The position, one day a week for a period of five years, has been initiated by the Netherlands’ Physical Society (Nederlandse Natuurkundige Vereniging, NNV) which is celebrating its centenary. Simultaneously, Eindhoven University of Technology instates a special NNV professorship in science communication, fulfilled by physicist, writer and science writer Margriet van der Heijden.
‘The NNV attaches great value to good science communication’, says NNV director Noortje de Graaf, ‘to communicate clearly what science is, and what its results are, deserves attention. With these two NNV professorships, the NNV hopes to contribute to science communication over the next years.’
Van Vulpen (1973) is affiliated as a physicist to the University of Amsterdam and to the particle physics institute Nikhef. As a researcher, he is a member of the ATLAS experiment, part of the LHC (Large Hadron Collider), the large particle collider at the CERN institute near Geneva.
How to Find a Higgs Boson
In 2018, van Vulpen published a successful popular science book in Dutch, later translated into English (‘How to Find a Higgs Boson--and Other Big Mysteries in the World of the Very Small’) and into Croatian. Together with Leiden physicist Sense Jan van der Molen and artists of the Tegen-Beeld foundation, Leiden resident Van Vulpen is the initiator of the Leiden wall formulas, a project which sees famous physics equations painted on Leiden inner city walls. Van Vulpen is a frequent lecturer for general audiences, and is working on a series of animation videos about particle physics.
‘Because I think it is important’
‘There are many people in physics whose heart is in education and communication, and I am one of them. It’s because I like it, but also because I think it is important. Often, special professorships are tailor made for one person, but this was not the case here, he says. ‘A position was advertised. I noticed that, the more I thought about it, the more I thought I really should be involved. It gives me great joy to have been awarded the position.’
Research in science communication
As a researcher of science communication, Van Vulpen wants to investigate how the physics community itself considers its (ideal) communication roles, in addition to substantive questions such as the use of metaphors in explaining scientific concepts. ‘Metaphors are often used in explaining science, and they are generally considered as illuminating, but there are many unknowns: how to people arrive at metaphors? Which metaphors will survive in the long run, and which ones are forgotten quickly? When does a metaphor work to illuminate a point? I would like to research matters like that, and provide feedback to physicists and science communicators: what works? And what doesn’t?’

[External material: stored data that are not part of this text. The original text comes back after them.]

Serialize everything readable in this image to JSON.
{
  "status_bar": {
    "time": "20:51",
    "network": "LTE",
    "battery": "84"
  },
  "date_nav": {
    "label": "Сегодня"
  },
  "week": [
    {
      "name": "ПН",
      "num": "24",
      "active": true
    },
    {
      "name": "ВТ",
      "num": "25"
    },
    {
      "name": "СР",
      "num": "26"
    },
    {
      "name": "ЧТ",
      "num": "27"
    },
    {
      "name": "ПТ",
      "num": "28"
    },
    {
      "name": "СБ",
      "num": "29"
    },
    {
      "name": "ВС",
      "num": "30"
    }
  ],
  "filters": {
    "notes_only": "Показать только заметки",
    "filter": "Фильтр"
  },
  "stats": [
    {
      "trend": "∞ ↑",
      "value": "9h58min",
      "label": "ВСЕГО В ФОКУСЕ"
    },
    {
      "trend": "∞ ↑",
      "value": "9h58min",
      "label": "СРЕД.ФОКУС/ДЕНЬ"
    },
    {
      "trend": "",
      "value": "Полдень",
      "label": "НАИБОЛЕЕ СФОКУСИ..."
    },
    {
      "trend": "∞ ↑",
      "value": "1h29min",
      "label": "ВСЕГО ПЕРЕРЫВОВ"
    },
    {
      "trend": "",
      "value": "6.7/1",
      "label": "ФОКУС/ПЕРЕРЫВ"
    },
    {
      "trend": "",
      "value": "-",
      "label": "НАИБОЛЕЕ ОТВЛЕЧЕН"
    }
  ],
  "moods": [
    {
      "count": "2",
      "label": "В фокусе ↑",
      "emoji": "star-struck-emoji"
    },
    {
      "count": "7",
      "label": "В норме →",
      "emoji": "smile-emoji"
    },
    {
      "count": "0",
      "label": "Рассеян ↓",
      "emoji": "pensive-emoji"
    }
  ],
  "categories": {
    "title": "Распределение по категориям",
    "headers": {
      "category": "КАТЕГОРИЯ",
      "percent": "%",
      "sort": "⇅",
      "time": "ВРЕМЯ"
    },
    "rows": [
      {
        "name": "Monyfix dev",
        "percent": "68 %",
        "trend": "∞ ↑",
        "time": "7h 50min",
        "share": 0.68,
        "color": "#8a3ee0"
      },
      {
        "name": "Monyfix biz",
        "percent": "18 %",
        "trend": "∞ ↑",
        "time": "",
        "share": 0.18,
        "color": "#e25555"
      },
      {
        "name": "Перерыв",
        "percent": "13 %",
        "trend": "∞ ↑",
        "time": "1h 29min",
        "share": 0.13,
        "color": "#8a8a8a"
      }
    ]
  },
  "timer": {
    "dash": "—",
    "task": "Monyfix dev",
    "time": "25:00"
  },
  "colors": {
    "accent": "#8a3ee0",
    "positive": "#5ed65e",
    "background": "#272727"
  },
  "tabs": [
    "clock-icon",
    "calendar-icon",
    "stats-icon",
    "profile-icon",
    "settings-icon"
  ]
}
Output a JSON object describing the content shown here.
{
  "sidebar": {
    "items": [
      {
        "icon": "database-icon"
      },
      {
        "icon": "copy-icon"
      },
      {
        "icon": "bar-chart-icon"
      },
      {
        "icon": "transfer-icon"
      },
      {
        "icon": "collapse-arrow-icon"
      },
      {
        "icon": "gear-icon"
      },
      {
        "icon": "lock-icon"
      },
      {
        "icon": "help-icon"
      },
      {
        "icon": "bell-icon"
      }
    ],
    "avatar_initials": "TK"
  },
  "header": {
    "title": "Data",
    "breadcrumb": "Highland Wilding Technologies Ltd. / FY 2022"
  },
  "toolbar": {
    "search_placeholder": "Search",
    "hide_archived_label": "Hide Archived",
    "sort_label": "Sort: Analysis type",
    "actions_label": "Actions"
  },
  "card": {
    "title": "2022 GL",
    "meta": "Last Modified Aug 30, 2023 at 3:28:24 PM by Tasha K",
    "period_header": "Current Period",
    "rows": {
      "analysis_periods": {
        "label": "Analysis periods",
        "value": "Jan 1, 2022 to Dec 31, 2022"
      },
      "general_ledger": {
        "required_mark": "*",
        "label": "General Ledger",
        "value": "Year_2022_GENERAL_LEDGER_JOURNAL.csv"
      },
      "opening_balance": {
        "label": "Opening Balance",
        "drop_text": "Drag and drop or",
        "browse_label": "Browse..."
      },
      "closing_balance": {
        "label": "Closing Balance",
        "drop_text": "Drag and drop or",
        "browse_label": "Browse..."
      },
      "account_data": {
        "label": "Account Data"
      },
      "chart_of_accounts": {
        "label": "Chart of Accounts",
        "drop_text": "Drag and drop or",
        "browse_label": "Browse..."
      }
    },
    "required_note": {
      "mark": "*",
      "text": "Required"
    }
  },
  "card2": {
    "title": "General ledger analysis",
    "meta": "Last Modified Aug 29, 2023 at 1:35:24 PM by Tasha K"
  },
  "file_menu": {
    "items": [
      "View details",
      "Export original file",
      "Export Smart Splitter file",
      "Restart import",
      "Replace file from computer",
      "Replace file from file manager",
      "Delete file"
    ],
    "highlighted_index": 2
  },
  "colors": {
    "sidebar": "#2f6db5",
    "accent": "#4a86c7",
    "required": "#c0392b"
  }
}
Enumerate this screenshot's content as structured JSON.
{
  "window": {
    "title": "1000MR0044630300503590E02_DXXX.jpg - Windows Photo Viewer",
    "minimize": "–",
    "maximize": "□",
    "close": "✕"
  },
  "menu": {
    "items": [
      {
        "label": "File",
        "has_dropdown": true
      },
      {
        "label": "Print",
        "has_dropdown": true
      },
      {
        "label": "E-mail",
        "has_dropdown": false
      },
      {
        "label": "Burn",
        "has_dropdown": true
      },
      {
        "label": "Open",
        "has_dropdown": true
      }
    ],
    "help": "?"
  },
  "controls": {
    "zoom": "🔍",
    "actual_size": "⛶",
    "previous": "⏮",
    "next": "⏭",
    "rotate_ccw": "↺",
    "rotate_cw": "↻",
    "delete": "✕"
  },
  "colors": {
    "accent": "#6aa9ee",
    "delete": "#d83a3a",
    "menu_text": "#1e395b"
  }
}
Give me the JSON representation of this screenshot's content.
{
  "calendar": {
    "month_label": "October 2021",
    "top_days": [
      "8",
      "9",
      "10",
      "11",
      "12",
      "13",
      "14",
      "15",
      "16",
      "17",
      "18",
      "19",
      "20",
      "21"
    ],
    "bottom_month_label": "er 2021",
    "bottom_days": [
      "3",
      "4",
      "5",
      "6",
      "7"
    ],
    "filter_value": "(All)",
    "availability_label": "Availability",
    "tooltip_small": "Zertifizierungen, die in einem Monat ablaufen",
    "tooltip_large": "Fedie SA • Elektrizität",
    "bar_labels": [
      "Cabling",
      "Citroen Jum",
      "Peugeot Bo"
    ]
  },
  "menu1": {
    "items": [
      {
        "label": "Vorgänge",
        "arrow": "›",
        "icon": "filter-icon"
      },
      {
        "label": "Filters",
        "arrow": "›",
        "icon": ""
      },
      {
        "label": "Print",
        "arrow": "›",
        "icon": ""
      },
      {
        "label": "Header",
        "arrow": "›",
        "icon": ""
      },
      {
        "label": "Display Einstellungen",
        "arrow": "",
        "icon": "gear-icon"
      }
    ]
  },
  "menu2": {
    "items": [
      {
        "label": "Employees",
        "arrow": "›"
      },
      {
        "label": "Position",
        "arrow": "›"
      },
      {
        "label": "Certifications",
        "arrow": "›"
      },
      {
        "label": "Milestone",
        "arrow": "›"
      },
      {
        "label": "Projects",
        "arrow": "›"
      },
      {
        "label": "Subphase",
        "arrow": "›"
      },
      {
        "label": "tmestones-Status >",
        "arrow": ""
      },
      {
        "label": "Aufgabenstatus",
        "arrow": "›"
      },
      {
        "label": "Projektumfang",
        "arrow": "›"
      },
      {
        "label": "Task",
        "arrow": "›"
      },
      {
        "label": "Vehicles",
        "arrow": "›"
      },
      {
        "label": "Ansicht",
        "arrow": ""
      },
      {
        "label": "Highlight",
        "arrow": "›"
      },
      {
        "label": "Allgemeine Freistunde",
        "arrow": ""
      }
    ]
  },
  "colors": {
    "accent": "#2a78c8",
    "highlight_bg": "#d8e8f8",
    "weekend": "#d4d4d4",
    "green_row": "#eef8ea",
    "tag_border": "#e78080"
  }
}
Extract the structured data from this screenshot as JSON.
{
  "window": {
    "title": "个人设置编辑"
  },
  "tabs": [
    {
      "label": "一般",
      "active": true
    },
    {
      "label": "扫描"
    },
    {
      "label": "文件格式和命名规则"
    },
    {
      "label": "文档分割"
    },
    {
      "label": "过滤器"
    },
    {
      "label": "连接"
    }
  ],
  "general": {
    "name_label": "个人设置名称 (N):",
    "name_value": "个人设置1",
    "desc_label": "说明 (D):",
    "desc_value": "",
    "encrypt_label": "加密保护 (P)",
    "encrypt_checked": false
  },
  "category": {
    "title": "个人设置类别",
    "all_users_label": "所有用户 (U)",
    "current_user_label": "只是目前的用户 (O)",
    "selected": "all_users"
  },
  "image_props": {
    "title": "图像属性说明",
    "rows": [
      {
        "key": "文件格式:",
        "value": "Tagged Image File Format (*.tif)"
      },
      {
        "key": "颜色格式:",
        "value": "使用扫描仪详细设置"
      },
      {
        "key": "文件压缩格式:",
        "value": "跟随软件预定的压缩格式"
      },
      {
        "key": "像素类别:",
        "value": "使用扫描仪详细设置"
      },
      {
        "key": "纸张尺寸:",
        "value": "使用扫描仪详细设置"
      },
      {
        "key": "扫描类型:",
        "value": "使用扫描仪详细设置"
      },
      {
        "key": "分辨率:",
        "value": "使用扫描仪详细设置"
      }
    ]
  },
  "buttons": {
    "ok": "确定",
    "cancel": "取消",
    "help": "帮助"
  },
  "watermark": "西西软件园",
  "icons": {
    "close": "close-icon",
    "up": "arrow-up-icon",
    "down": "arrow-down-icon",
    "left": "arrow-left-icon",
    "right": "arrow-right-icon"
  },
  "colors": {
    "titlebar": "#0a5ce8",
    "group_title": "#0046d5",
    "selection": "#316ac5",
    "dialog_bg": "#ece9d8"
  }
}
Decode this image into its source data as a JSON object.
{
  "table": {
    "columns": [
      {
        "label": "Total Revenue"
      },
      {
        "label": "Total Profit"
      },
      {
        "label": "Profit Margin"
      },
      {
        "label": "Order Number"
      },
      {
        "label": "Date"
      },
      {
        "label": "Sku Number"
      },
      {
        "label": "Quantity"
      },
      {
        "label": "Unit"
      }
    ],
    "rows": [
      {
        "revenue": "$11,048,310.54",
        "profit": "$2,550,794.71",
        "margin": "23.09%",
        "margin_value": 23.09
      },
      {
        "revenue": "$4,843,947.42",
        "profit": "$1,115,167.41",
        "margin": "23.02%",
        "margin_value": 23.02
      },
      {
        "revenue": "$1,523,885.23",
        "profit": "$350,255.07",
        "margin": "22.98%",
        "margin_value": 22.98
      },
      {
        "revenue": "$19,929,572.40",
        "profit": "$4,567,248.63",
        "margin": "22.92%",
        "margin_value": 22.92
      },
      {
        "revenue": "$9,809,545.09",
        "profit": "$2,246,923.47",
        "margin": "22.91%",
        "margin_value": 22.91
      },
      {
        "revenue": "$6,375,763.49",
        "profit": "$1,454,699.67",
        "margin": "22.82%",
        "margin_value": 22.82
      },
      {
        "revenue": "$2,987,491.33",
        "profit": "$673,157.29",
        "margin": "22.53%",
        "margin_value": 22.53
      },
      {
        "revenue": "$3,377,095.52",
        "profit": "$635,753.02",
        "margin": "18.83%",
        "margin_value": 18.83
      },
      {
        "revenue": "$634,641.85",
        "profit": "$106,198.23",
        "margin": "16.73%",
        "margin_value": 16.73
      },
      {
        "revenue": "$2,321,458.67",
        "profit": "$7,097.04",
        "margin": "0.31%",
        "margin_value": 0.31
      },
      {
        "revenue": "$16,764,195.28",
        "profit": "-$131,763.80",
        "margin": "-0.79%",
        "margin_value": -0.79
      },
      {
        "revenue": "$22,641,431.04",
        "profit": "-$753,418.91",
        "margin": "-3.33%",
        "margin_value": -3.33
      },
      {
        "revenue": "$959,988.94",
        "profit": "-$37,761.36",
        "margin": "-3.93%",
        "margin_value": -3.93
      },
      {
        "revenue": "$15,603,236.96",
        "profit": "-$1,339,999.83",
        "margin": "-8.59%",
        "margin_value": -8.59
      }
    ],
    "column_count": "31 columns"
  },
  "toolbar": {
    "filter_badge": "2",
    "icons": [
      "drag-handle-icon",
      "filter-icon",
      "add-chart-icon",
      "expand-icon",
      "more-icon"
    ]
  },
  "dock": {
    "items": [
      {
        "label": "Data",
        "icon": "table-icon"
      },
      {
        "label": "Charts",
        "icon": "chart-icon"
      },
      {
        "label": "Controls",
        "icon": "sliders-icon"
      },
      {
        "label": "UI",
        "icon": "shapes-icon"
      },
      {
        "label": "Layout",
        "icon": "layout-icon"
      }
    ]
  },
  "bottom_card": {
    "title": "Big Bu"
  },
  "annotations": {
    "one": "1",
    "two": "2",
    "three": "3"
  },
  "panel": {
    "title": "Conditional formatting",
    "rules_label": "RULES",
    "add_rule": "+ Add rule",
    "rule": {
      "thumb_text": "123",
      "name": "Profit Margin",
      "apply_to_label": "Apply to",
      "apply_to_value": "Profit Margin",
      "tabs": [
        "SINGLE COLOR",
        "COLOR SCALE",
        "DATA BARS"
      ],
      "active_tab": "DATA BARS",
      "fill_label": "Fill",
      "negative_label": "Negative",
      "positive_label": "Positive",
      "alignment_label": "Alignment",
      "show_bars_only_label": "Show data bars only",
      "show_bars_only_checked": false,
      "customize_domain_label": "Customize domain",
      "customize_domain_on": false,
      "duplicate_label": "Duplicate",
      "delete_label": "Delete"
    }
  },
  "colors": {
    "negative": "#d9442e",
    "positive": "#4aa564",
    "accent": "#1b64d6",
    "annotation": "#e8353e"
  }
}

In addition to research, Van Vulpen wants to promote the importance of good science communication by contributing to projects, and by teaching. ‘I want to show students how powerful it can be. Leiden has a master course in science communication, but only few physics students choose this specialisation. This has to do with a certain scientific culture, but I also think it is due to unfamiliarity. I would like to direct their attention to it.’
Recognition and Rewards
This does not only concern students, Van Vulpen says. ‘In all of academia, there is an ongoing discussion about recognition and rewards, and about the practice that mainly scientific research is rewarded, in comparison to other activities such as teaching, science communication and building to scientific communities.’ That will have to change, Van Vulpen thinks. ‘I hope to instill in students as well as in others, that science communication is serious, it is important. You have to be able to tell people outside physics what it is you are doing.’